A series of vanadium pentoxide (V2O5/G) nanocomposites with graphene and doped graphene was synthesized by a facile solvothermal route and the supercapacitor performance of the obtained materials were further examined. The various heteroatom doped graphene composites viz. B doped (V2O5/BG), N doped (V2O5/NG) and BN codoped graphene (V2O5/BNG) was analyzed systematically to understand the effect of the dopants and their electrochemical properties. The structural and morphology of the obtained nanocomposites were investigated by using X-ray diffraction (XRD), Field Emission Scanning Electron Microscope (FESEM), Thermogravimetric Analysis (TGA), Transmission Electron Microscope (TEM) and Brunauer, Emmett and Teller (BET). The results showed that the prepared V2O5 nanoparticles are deposited uniformly on graphene sheets. The electrochemical behavior of the nanocomposites were further analyzed to understand its supercapacitance properties in KOH electrolyte.
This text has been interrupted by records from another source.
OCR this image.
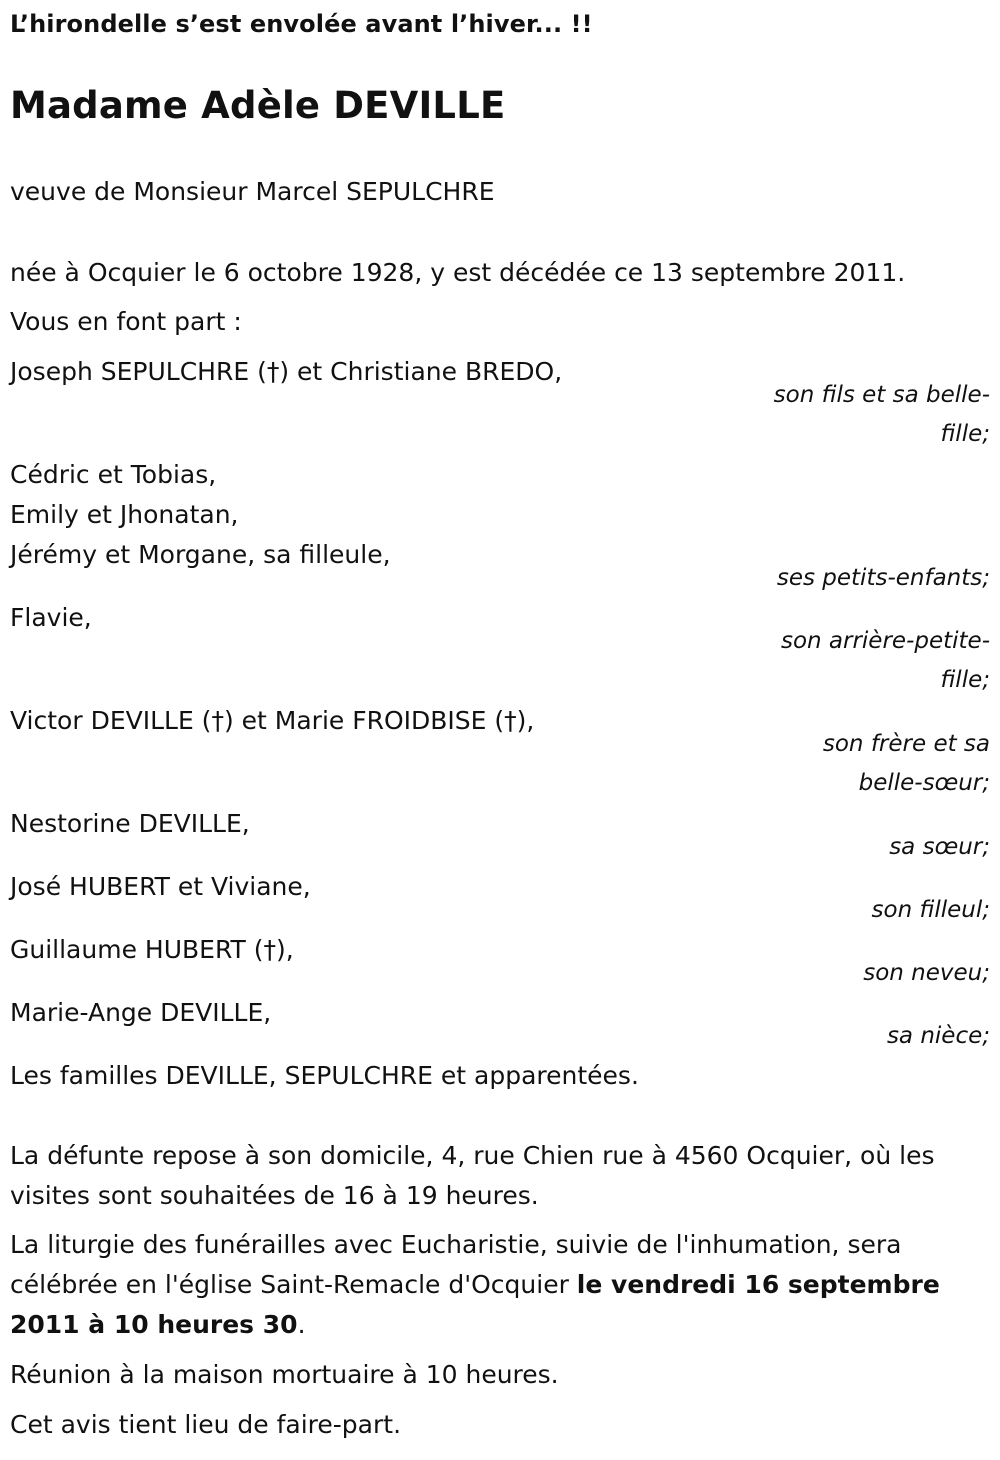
L’hirondelle s’est envolée avant l’hiver... !!
Madame Adèle DEVILLE
veuve de Monsieur Marcel SEPULCHRE
née à Ocquier le 6 octobre 1928, y est décédée ce 13 septembre 2011.
Vous en font part :
Joseph SEPULCHRE (†) et Christiane BREDO,
son fils et sa belle-
fille;
Cédric et Tobias,
Emily et Jhonatan,
Jérémy et Morgane, sa filleule,
ses petits-enfants;
Flavie,
son arrière-petite-
fille;
Victor DEVILLE (†) et Marie FROIDBISE (†),
son frère et sa
belle-sœur;
Nestorine DEVILLE,
sa sœur;
José HUBERT et Viviane,
son filleul;
Guillaume HUBERT (†),
son neveu;
Marie-Ange DEVILLE,
sa nièce;
Les familles DEVILLE, SEPULCHRE et apparentées.
La défunte repose à son domicile, 4, rue Chien rue à 4560 Ocquier, où les visites sont souhaitées de 16 à 19 heures.
La liturgie des funérailles avec Eucharistie, suivie de l'inhumation, sera célébrée en l'église Saint-Remacle d'Ocquier le vendredi 16 septembre 2011 à 10 heures 30.
Réunion à la maison mortuaire à 10 heures.
Cet avis tient lieu de faire-part.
A maximum specific capacitance of 1032.6 F/g was observed for V2O5/NG at 1 mVs-1 scan rate. Galvanostatic charge/discharge curves showed an excellent cyclic stability with higher charge/discharge duration with an energy density of 185.86 Wh/Kg and a power density of 37.20 W/Kg respectively for V2O5/NG nanocomposite. The graphene moieties provide fast and smooth electron transfer between V2O5 materials, thus leading to higher electrode performance compared with V2O5. The doping of heteroatom on graphene has been proven to be an effective way to tailor the properties of graphene and render its potential use for supercapacitor electrodes.